Penny’s Bay Investment Co Ltd v Director of Lands (2010) 13 HKCFAR 287, CFA) concerned the method of calculating compensation for loss of ‘marine rights’ (right of access to the sea) under the Foreshore and Sea-bed (Reclamations) Ordinance (Cap. 127). PBIL owned a Government Lease of land at Lantau. In 1995 the Government published a notice of its proposed reclamation of the land as it was to be part of a scheme to build two container terminals. In fact, PBIL continued to use the land for its ship-building and repairing business (for which marine rights were essential) until 2001. The Government then paid it to surrender the lease. In the meantime, the Government had abandoned its proposed scheme for the container terminals and the reclaimed land was used for Hong Kong Disneyland. The question was whether events subsequent to 1995 affected the calculation of compensation for loss of marine rights or whether the sum payable crystallised as at the date of the 1995 notice. The CFA (Lord Hoffman NPJ giving the main judgment) decided that the amount payable crystallised in 1995. The scheme of the Ordinance (especially section 12) made it clear that the amount payable could be determined as at the date of the notice. The compensation was the difference between the Open Market Value of the land with the marine rights and without those rights. The case was remitted to the Lands Tribunal for it to consider the amount payable in the light of this guidance. In doing so, it should bear in mind that buyers and sellers in the market for the land in 1995 might have attached little importance to marine rights when valuing the land because their valuations might well have reflected other uses for which marine rights would be irrelevant.

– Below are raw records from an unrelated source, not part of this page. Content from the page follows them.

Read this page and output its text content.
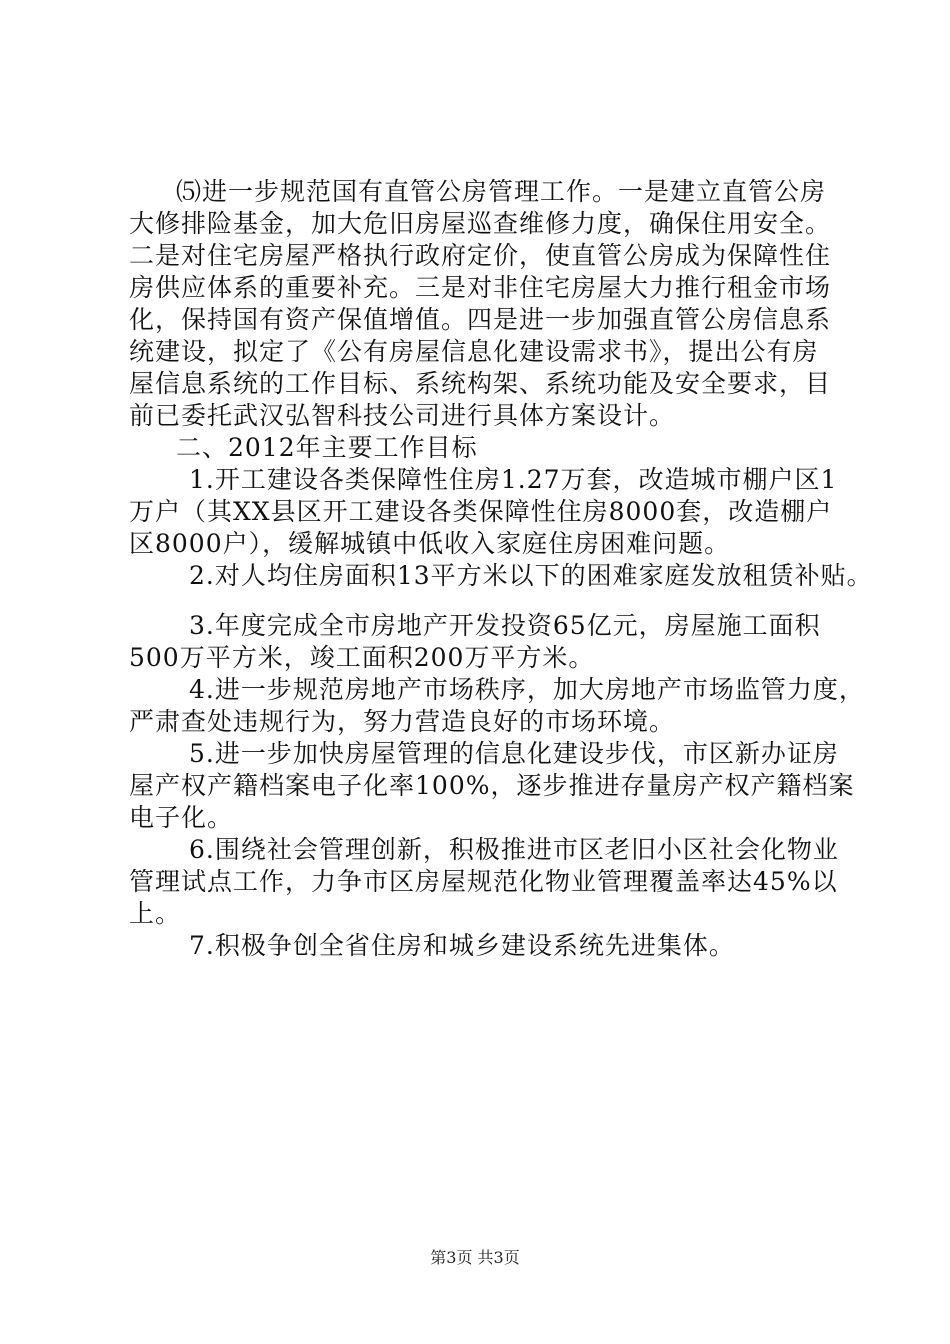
⑸进一步规范国有直管公房管理工作。一是建立直管公房
大修排险基金，加大危旧房屋巡查维修力度，确保住用安全。
二是对住宅房屋严格执行政府定价，使直管公房成为保障性住
房供应体系的重要补充。三是对非住宅房屋大力推行租金市场
化，保持国有资产保值增值。四是进一步加强直管公房信息系
统建设，拟定了《公有房屋信息化建设需求书》，提出公有房
屋信息系统的工作目标、系统构架、系统功能及安全要求，目
前已委托武汉弘智科技公司进行具体方案设计。
二、2012年主要工作目标
1.开工建设各类保障性住房1.27万套，改造城市棚户区1
万户（其XX县区开工建设各类保障性住房8000套，改造棚户
区8000户），缓解城镇中低收入家庭住房困难问题。
2.对人均住房面积13平方米以下的困难家庭发放租赁补贴。
3.年度完成全市房地产开发投资65亿元，房屋施工面积
500万平方米，竣工面积200万平方米。
4.进一步规范房地产市场秩序，加大房地产市场监管力度，
严肃查处违规行为，努力营造良好的市场环境。
5.进一步加快房屋管理的信息化建设步伐，市区新办证房
屋产权产籍档案电子化率100%，逐步推进存量房产权产籍档案
电子化。
6.围绕社会管理创新，积极推进市区老旧小区社会化物业
管理试点工作，力争市区房屋规范化物业管理覆盖率达45%以
上。
7.积极争创全省住房和城乡建设系统先进集体。
第3页 共3页
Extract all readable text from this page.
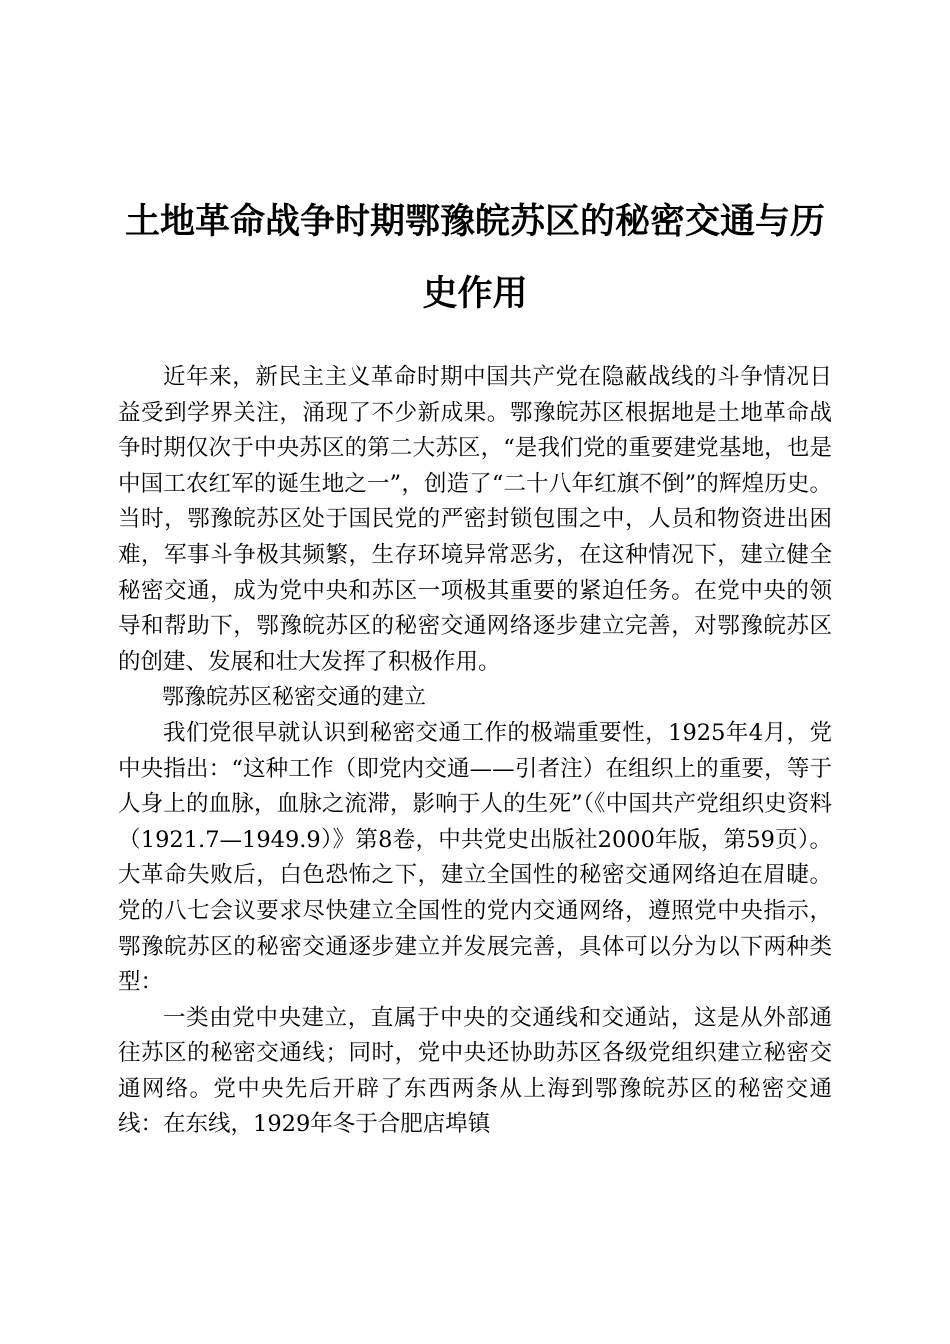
土地革命战争时期鄂豫皖苏区的秘密交通与历史作用

近年来，新民主主义革命时期中国共产党在隐蔽战线的斗争情况日益受到学界关注，涌现了不少新成果。鄂豫皖苏区根据地是土地革命战争时期仅次于中央苏区的第二大苏区，“是我们党的重要建党基地，也是中国工农红军的诞生地之一”，创造了“二十八年红旗不倒”的辉煌历史。当时，鄂豫皖苏区处于国民党的严密封锁包围之中，人员和物资进出困难，军事斗争极其频繁，生存环境异常恶劣，在这种情况下，建立健全秘密交通，成为党中央和苏区一项极其重要的紧迫任务。在党中央的领导和帮助下，鄂豫皖苏区的秘密交通网络逐步建立完善，对鄂豫皖苏区的创建、发展和壮大发挥了积极作用。

鄂豫皖苏区秘密交通的建立

我们党很早就认识到秘密交通工作的极端重要性，1925年4月，党中央指出：“这种工作（即党内交通——引者注）在组织上的重要，等于人身上的血脉，血脉之流滞，影响于人的生死”（《中国共产党组织史资料（1921.7—1949.9）》第8卷，中共党史出版社2000年版，第59页）。大革命失败后，白色恐怖之下，建立全国性的秘密交通网络迫在眉睫。党的八七会议要求尽快建立全国性的党内交通网络，遵照党中央指示，鄂豫皖苏区的秘密交通逐步建立并发展完善，具体可以分为以下两种类型：

一类由党中央建立，直属于中央的交通线和交通站，这是从外部通往苏区的秘密交通线；同时，党中央还协助苏区各级党组织建立秘密交通网络。党中央先后开辟了东西两条从上海到鄂豫皖苏区的秘密交通线：在东线，1929年冬于合肥店埠镇
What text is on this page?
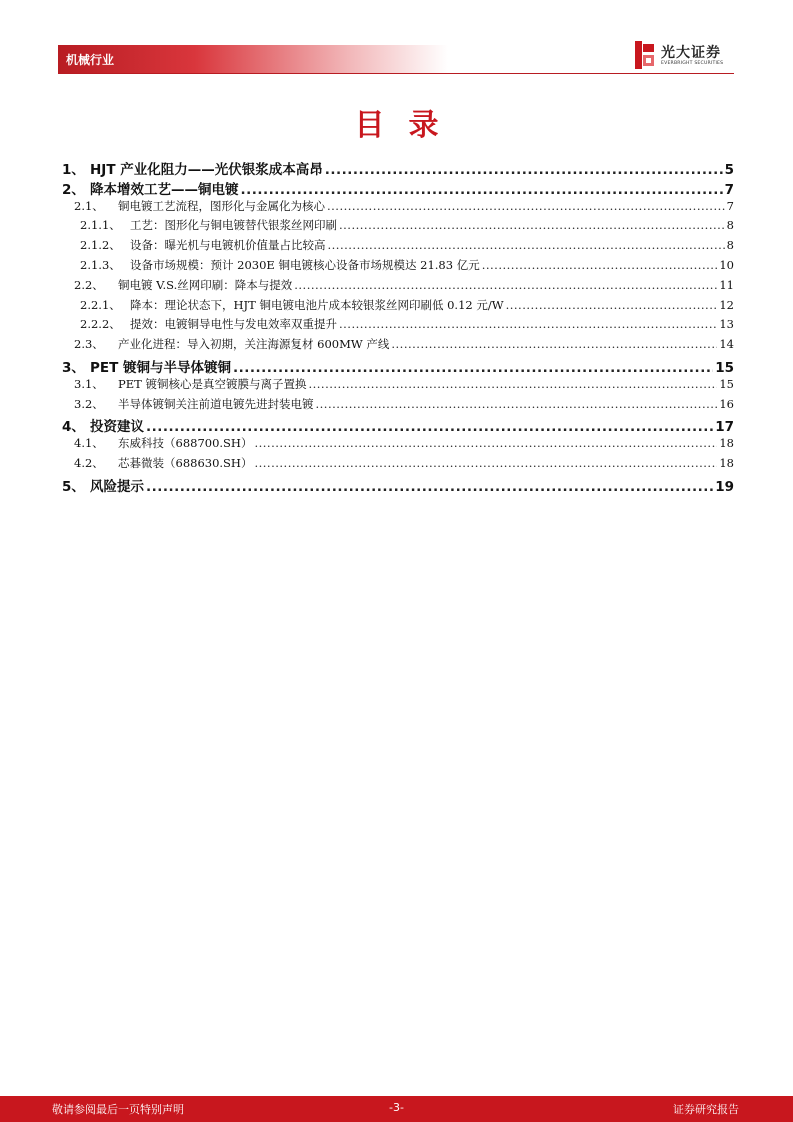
机械行业	光大证券
EVERBRIGHT SECURITIES
目录
1、 HJT 产业化阻力——光伏银浆成本高昂 .....	5
2、 降本增效工艺——铜电镀 .....	7
2.1、	铜电镀工艺流程，图形化与金属化为核心 .....	7
2.1.1、 工艺：图形化与铜电镀替代银浆丝网印刷 .....	8
2.1.2、 设备：曝光机与电镀机价值量占比较高 .....	8
2.1.3、 设备市场规模：预计 2030E 铜电镀核心设备市场规模达 21.83 亿元 .....	10
2.2、	铜电镀 V.S.丝网印刷：降本与提效 .....	11
2.2.1、 降本：理论状态下，HJT 铜电镀电池片成本较银浆丝网印刷低 0.12 元/W .....	12
2.2.2、 提效：电镀铜导电性与发电效率双重提升 .....	13
2.3、	产业化进程：导入初期，关注海源复材 600MW 产线 .....	14
3、 PET 镀铜与半导体镀铜 .....	15
3.1、	PET 镀铜核心是真空镀膜与离子置换 .....	15
3.2、	半导体镀铜关注前道电镀先进封装电镀 .....	16
4、 投资建议 .....	17
4.1、	东威科技（688700.SH） .....	18
4.2、	芯碁微装（688630.SH） .....	18
5、 风险提示 .....	19
敬请参阅最后一页特别声明	-3-	证券研究报告
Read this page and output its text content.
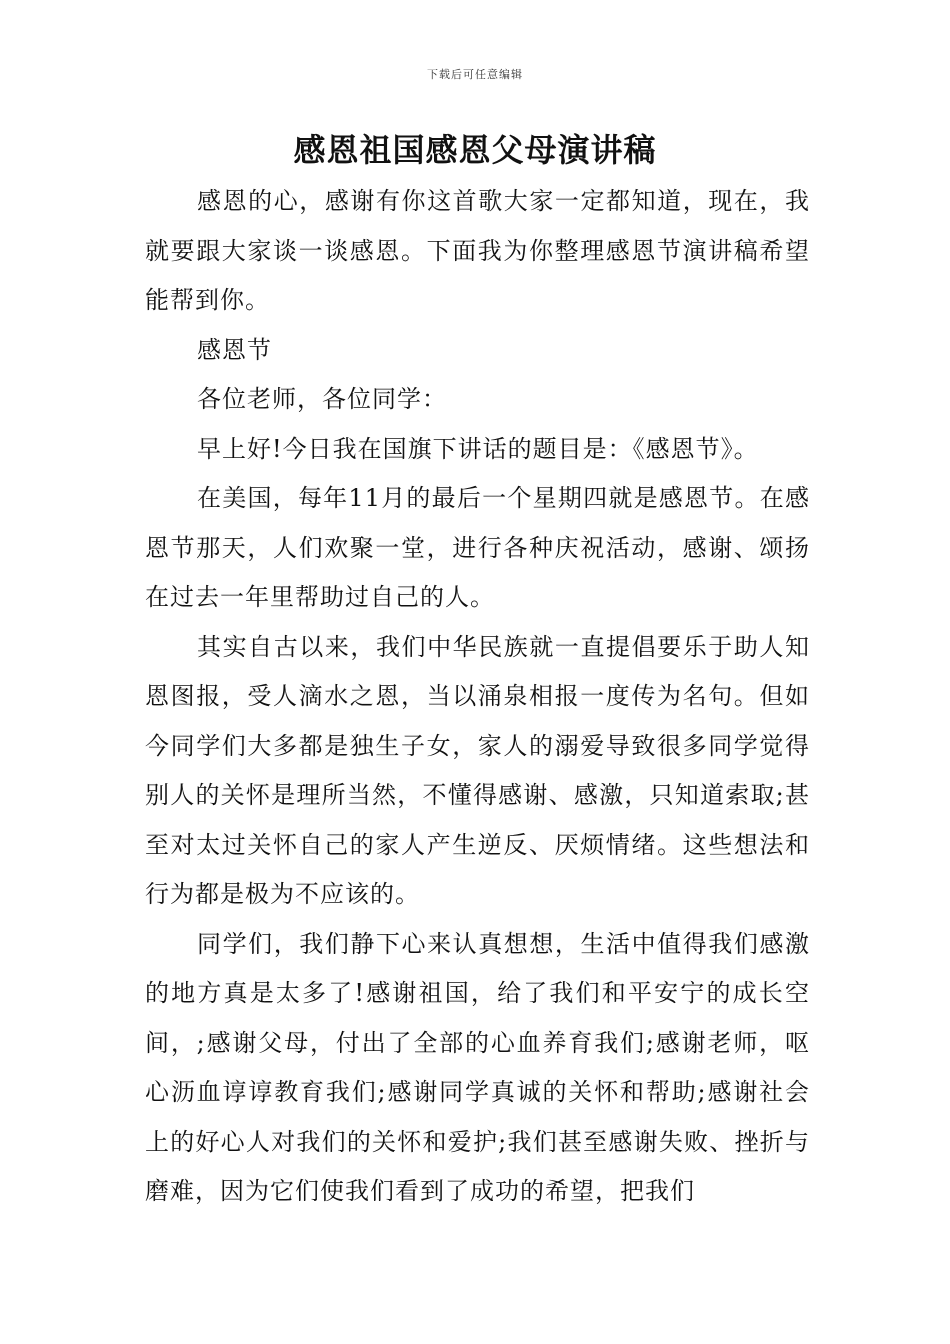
下载后可任意编辑
感恩祖国感恩父母演讲稿

感恩的心，感谢有你这首歌大家一定都知道，现在，我就要跟大家谈一谈感恩。下面我为你整理感恩节演讲稿希望能帮到你。

感恩节

各位老师，各位同学：

早上好!今日我在国旗下讲话的题目是：《感恩节》。

在美国，每年11月的最后一个星期四就是感恩节。在感恩节那天，人们欢聚一堂，进行各种庆祝活动，感谢、颂扬在过去一年里帮助过自己的人。

其实自古以来，我们中华民族就一直提倡要乐于助人知恩图报，受人滴水之恩，当以涌泉相报一度传为名句。但如今同学们大多都是独生子女，家人的溺爱导致很多同学觉得别人的关怀是理所当然，不懂得感谢、感激，只知道索取;甚至对太过关怀自己的家人产生逆反、厌烦情绪。这些想法和行为都是极为不应该的。

同学们，我们静下心来认真想想，生活中值得我们感激的地方真是太多了!感谢祖国，给了我们和平安宁的成长空间，;感谢父母，付出了全部的心血养育我们;感谢老师，呕心沥血谆谆教育我们;感谢同学真诚的关怀和帮助;感谢社会上的好心人对我们的关怀和爱护;我们甚至感谢失败、挫折与磨难，因为它们使我们看到了成功的希望，把我们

Resumption authority has a duty to disclose relevant factual evidence in its possession

July 5, 2011

Kaisilk Development Ltd v Director of Lands ([2011] HKEC 677, LT) concerned the amount of compensation payable under section 10(2) of the Lands Resumption Ordinance (Cap 124). Most of the judgment is concerned with technical valuation matters. At paragraph 24, however, Deputy Judge Lui reminds the resumption authority that the factual data about location chracateristics that  it has gathered concerning a site (such as photographs) do not enjoy any kind of privilege and should be disclosed. Its expert, like all experts, has an overriding duty to assist the Tribunal to deal with the matter in a fair and informed manner. Such materials should be disclosed to owners who apply for determination of compensation.

Calculation of loss of income for purposes of ‘disturbance payment’ under the Railways Ordinance

April 2, 2011

Lingrade Development Ltd v Secretary for the Environment ([2011] HKEC 307, CFA) concerned an appeal from a decision of the Lands Tribunal. The Kowloon-Canton Railway Corporation used its statutory powers to take occupation of a strip of Lindale’s land to allow it to carry out work in connection with the West Rail line. The result was to stop work on Lingrade’s development of an apartment complex for a substantial period of time. The Lands Tribunal had to assess the amount of the ‘disturbance payment’ due to Lingrade under the Railways Ordinance (Cap 519). One question was the amount of income lost by Lingrade as a result of the scheme. The Lands Tribunal had to compare the sale proceeds actually received with the proceeds that would have been received had it not been for the delay. It took the actual sale proceeds as the best comparable and adjusted them using an index of price movements in the New Territories. On appeal, the Secretary for the Environment contended that the Lands Tribunal was not entitled to take this approach. It should, it was argued, have asked for the developer’s forecasts of the sales prices likely to be achieved and used these. Lord Hoffman NPJ rejected this. The Lands Tribunal’s approach of looking at prices actually achieved was a much firmer and more realistic basis on which to make the calculations required of it.